Q UE Didier Bezace ait choisi d'inscrire « terminus » dans le titre de ce spectacle est une façon discrète mais insistante de nous rappeler la fin de l'écrivain, à l'hôtel Terminus de la gare Saint-Lazare. L'enfermement, la solitude, la maladie, la folie. Qu'il ait choisi de conserver le principe de la « tournette », le plateau tournant qui avait si bien réussi au « Colonel Oiseau », est une manière de nous donner le tournis et de montrer comment ces personnages sont pris dans un mouvement qui les dépasse, les entraîne, une farandole.
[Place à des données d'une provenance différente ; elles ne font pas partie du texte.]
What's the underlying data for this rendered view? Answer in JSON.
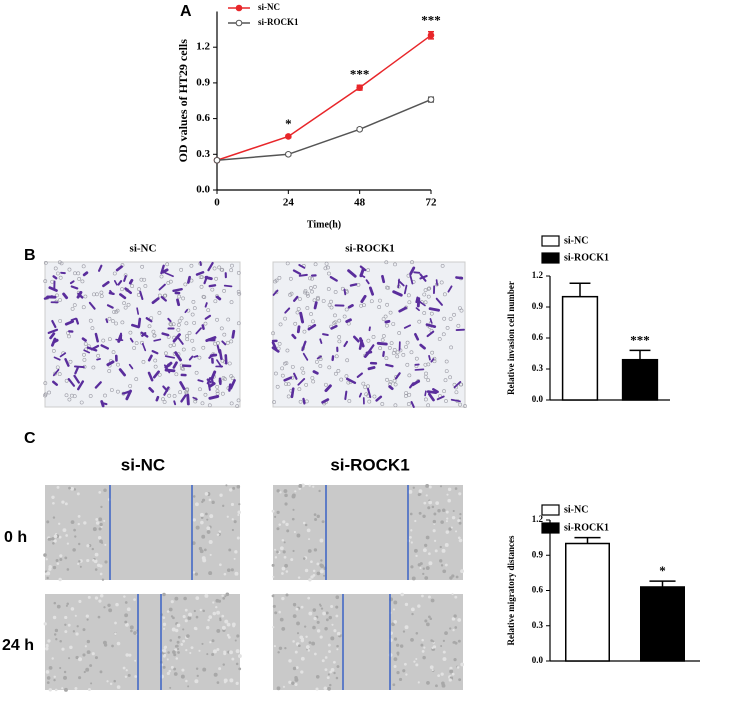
{
  "figure": {
    "panel_labels": [
      "A",
      "B",
      "C"
    ],
    "invasion_titles": [
      "si-NC",
      "si-ROCK1"
    ],
    "wound_titles": [
      "si-NC",
      "si-ROCK1"
    ],
    "wound_rows": [
      "0 h",
      "24 h"
    ]
  },
  "chart_data": [
    {
      "type": "line",
      "ylabel": "OD values of HT29 cells",
      "xlabel": "Time(h)",
      "x": [
        0,
        24,
        48,
        72
      ],
      "xlim": [
        0,
        72
      ],
      "xticks": [
        0,
        24,
        48,
        72
      ],
      "ylim": [
        0,
        1.5
      ],
      "yticks": [
        {
          "value": 0,
          "label": "0.0"
        },
        0.3,
        0.6,
        0.9,
        1.2
      ],
      "legend": "top left",
      "series": [
        {
          "name": "si-NC",
          "color": "#e8262a",
          "values": [
            0.25,
            0.45,
            0.86,
            1.3
          ],
          "errors": [
            0.01,
            0.01,
            0.02,
            0.03
          ]
        },
        {
          "name": "si-ROCK1",
          "color": "#555555",
          "values": [
            0.25,
            0.3,
            0.51,
            0.76
          ],
          "errors": [
            0.01,
            0.01,
            0.01,
            0.02
          ]
        }
      ],
      "annotations": [
        {
          "x": 24,
          "text": "*"
        },
        {
          "x": 48,
          "text": "***"
        },
        {
          "x": 72,
          "text": "***"
        }
      ]
    },
    {
      "type": "bar",
      "ylabel": "Relative invasion cell number",
      "categories": [
        "si-NC",
        "si-ROCK1"
      ],
      "values": [
        1.0,
        0.39
      ],
      "errors": [
        0.13,
        0.09
      ],
      "colors": [
        "#ffffff",
        "#000000"
      ],
      "ylim": [
        0,
        1.2
      ],
      "yticks": [
        {
          "value": 0,
          "label": "0.0"
        },
        0.3,
        0.6,
        0.9,
        1.2
      ],
      "legend": "top left",
      "annotations": [
        {
          "category": 1,
          "text": "***"
        }
      ]
    },
    {
      "type": "bar",
      "ylabel": "Relative migratory distances",
      "categories": [
        "si-NC",
        "si-ROCK1"
      ],
      "values": [
        1.0,
        0.63
      ],
      "errors": [
        0.05,
        0.05
      ],
      "colors": [
        "#ffffff",
        "#000000"
      ],
      "ylim": [
        0,
        1.2
      ],
      "yticks": [
        {
          "value": 0,
          "label": "0.0"
        },
        0.3,
        0.6,
        0.9,
        1.2
      ],
      "legend": "top left",
      "annotations": [
        {
          "category": 1,
          "text": "*"
        }
      ]
    }
  ]
}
Mais, n'ayez crainte, on ne tourne pas en rond. On s'amuse, on saisit comme jamais l'acidité, la cruauté, l'humour mais aussi la tendresse de Feydeau.
Que Didier Bezace ait également voulu retoucher légèrement les textes (déplacements de répliques, coupes) ne gênera que ceux qui les connaissent tous par cur. Le travail est tout de tact et d'une efficacité digne du meilleur Feydeau. Autre décision essentielle : l'inquiétude, l'étrangeté sont immédiatement perceptibles par la grâce de deux interprètes. Alexandre Aubry, comédien lilliputien, incarne tour à tour - après une apparition qui rappelle Feydeau lui-même -, Joseph, puis Mme Virtuel, la sage-femme de « Léonie est en avance » et Toto, l'enfant terrible de « On purge Bébé » tandis que Corinne Masiero, grande bringue de ch'Nord avec un impayable accent ch'timi, joue les bonnes dans les trois pièces. Comme Aubry et Masiero sont des acteurs fins, le trait n'est jamais forcé, mais il y a comme quelque chose qui serait décollé du réel. Tout Feydeau est là.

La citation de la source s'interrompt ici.